Este verano he leído tres libros en los que, de una u otra forma, se hace también una reivindicación del libro impreso.
Nassim Nicholas Taleb, en Antifrágil (Paidós Barcelona 2013), define a los libros electrónicos como un producto frágil, siendo los libros impresos "robustos". En su opinión, lo antifrágil sería la tradición oral. Pero bueno, el libro sale bien parado:
Siempre que me siento en un avión al lado de algún hombre de negocios que lee la basura habitual que los hombres de negocios leen en sus lectores electrónicos, este no puede resistir la tentación de mostrar su desdén por el hecho de que yo aún use el libro tradicional haciendo alguna comparación entre ambos artículos. Al parecer, el lector electrónico es más "eficiente". Proporciona la esencia del libro (que el susodicho hombre de negocios supone que es la información) pero de forma más cómoda, ya que el usuario puede transportar toda su biblioteca en un solo dispositivo y "optimizar" así su tiempo entre recorridos de golf. Jamás he oído a nadie abordar en serio las grandes diferencias entre los lectores de libros electrónicos y los libros físicos, como el olor, la textura, la dimensionalidad (los libros tradicionales vienen en tres dimensiones), el color, la posibilidad de cambiar de página, la presencia física de un objeto frente a su representación en una pantalla informática y otras propiedades ocultas que generan diferencias inexplicadas de disfrute. El foco central de la conversación siempre termina siendo el de los elementos en común (lo mucho que ese maravilloso dispositivo se parece a un libro de verdad).
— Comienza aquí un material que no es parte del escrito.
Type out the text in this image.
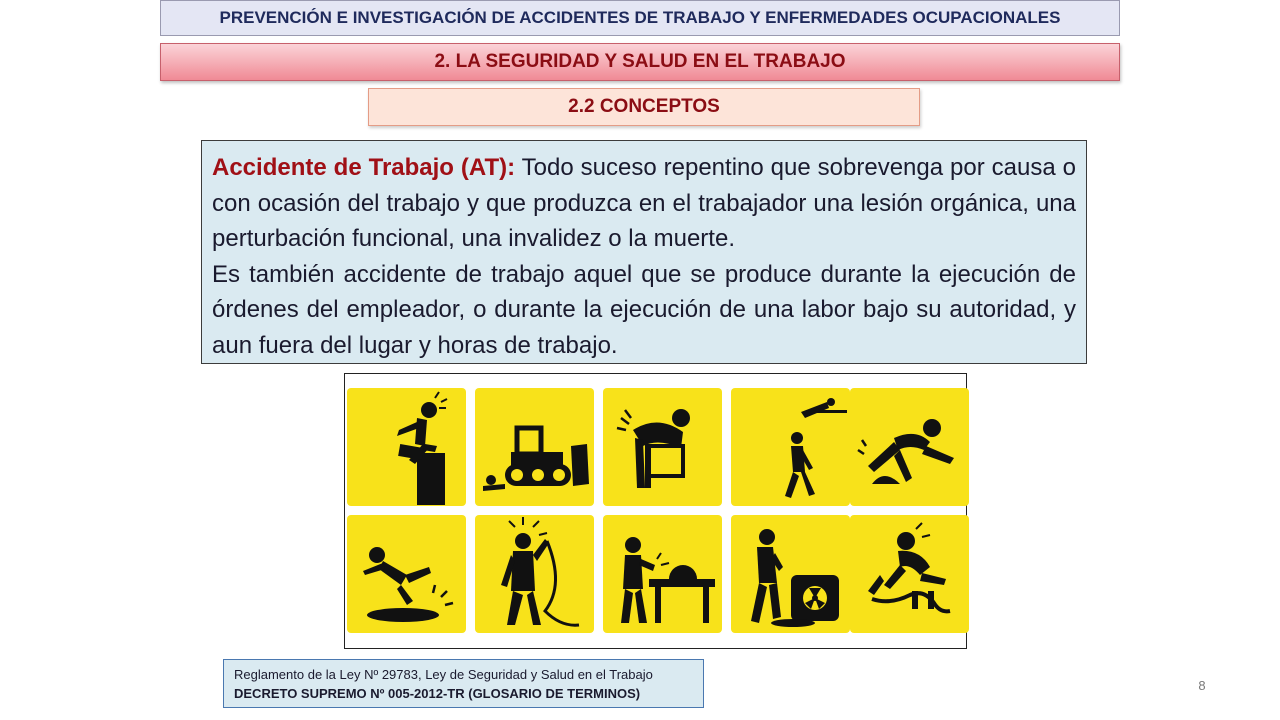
PREVENCIÓN E INVESTIGACIÓN DE ACCIDENTES DE TRABAJO Y ENFERMEDADES OCUPACIONALES
2. LA SEGURIDAD Y SALUD EN EL TRABAJO
2.2 CONCEPTOS

Accidente de Trabajo (AT): Todo suceso repentino que sobrevenga por causa o con ocasión del trabajo y que produzca en el trabajador una lesión orgánica, una perturbación funcional, una invalidez o la muerte.

Es también accidente de trabajo aquel que se produce durante la ejecución de órdenes del empleador, o durante la ejecución de una labor bajo su autoridad, y aun fuera del lugar y horas de trabajo.

Reglamento de la Ley Nº 29783, Ley de Seguridad y Salud en el Trabajo
DECRETO SUPREMO Nº 005-2012-TR (GLOSARIO DE TERMINOS)
8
También Eric Hobsbawn hace una encendida apología del libro en Un tiempo de rupturas. Sociedad y cultura en el siglo XX ( Crítica, Barcelona 2013):
Casi me atrevería a sostener que -pese a todos los pronósticos pesimistas- el que ha sido tradicionalmente el principal medio de difusión de la literatura, el libro impreso, se mantendrá en su puesto sin graves dificultades, salvando solo algunas excepciones como las grandes obras de referencia, los vocabularios, diccionarios, etc.; en suma, los niños mimados de internet. En primer lugar porque a la hora de leer, no hay nada más práctico y fácil que el pequeño libro de bolsillo, portátil y de impresión clara, inventado por Aldo Manucio en la Venecia del siglo XVI; mucho más fácil y práctico que la impresión de un ordenador, que a su vez es de lectura incomparablemente más cómoda que un texto que parpadea en una pantalla. Para confirmarlo, basta con pasar una hora leyendo el mismo texto, primero impreso y luego en pantalla. De hecho, ni tan siquiera el dispositivo de libros digitales se publicita apelando a una legibilidad superior, sino a que tiene mayor capacidad de almacenaje y nos evita pasar las páginas.
En segundo lugar, el papel impreso es, hasta la fecha, más duradero que los medios tecnológicos más avanzados. La primera edición de Las desventuras del joven Werther todavía se puede leer hoy, pero no sucede necesariamente lo mismo con los textos informáticos de hace treinta años, ya sea porque -igual que las fotocopias y películas viejas- tienen una vida limitada o porque la tecnología queda atrasada con tanta celeridad que los últimos ordenadores no pueden, sencillamente, seguir leyendo aquel formato. El progreso triunfal de los ordenadores no acabará con el libro, igual que no lo consiguieron el cine, la radio, la televisión y otras innovaciones tecnológicas.
Precisamente una historia de recuperación de un antiguo libro y de sus consecuencias para la cultura europea es lo que narra El giro, de Stephen Greenblatt (Crítica, Barcelona 2012):
Un hombrecillo de corta estatura, genial y sagazmente despierto, de casi cuarenta años, alargó un buen día la mano, cogió de un estante de la biblioteca un ¡viejo manuscrito, vio con entusiasmo lo que había descubierto y encargó que le hicieran una copia. Eso fue todo, pero fue suficiente.
[...] El hallazgo de un libro perdido no es calificado habitualmente de suceso apasionante, pero detrás de ese momento en particular tenemos la detención y el encarcelamiento de un papa, la quema de herejes y una gran explosión del interés cultural por la Antigüedad pagana. El hecho del descubrimiento vino a satisfacer plenamente la pasión que había acariciado toda su vida aquel brillante buscador de libros. Y ese mismo buscador de libros, sin siquiera pretenderlo ni darse cuenta de ello, se convirtió en la partera del mundo moderno.
El hombrecillo buscador de libros era Poggio Bracciolini, "un buscador de libros, quizá el más grande cazador de libros en una época obsesionada con localizar y recuperar el legado del mundo antiguo". Y el libro en cuestión De rerum natura, de Lucrecio, en el que "encontramos los principios básicos de una visión moderna del mundo".
El librívoro se ha sentido particularmente reconfortado este verano.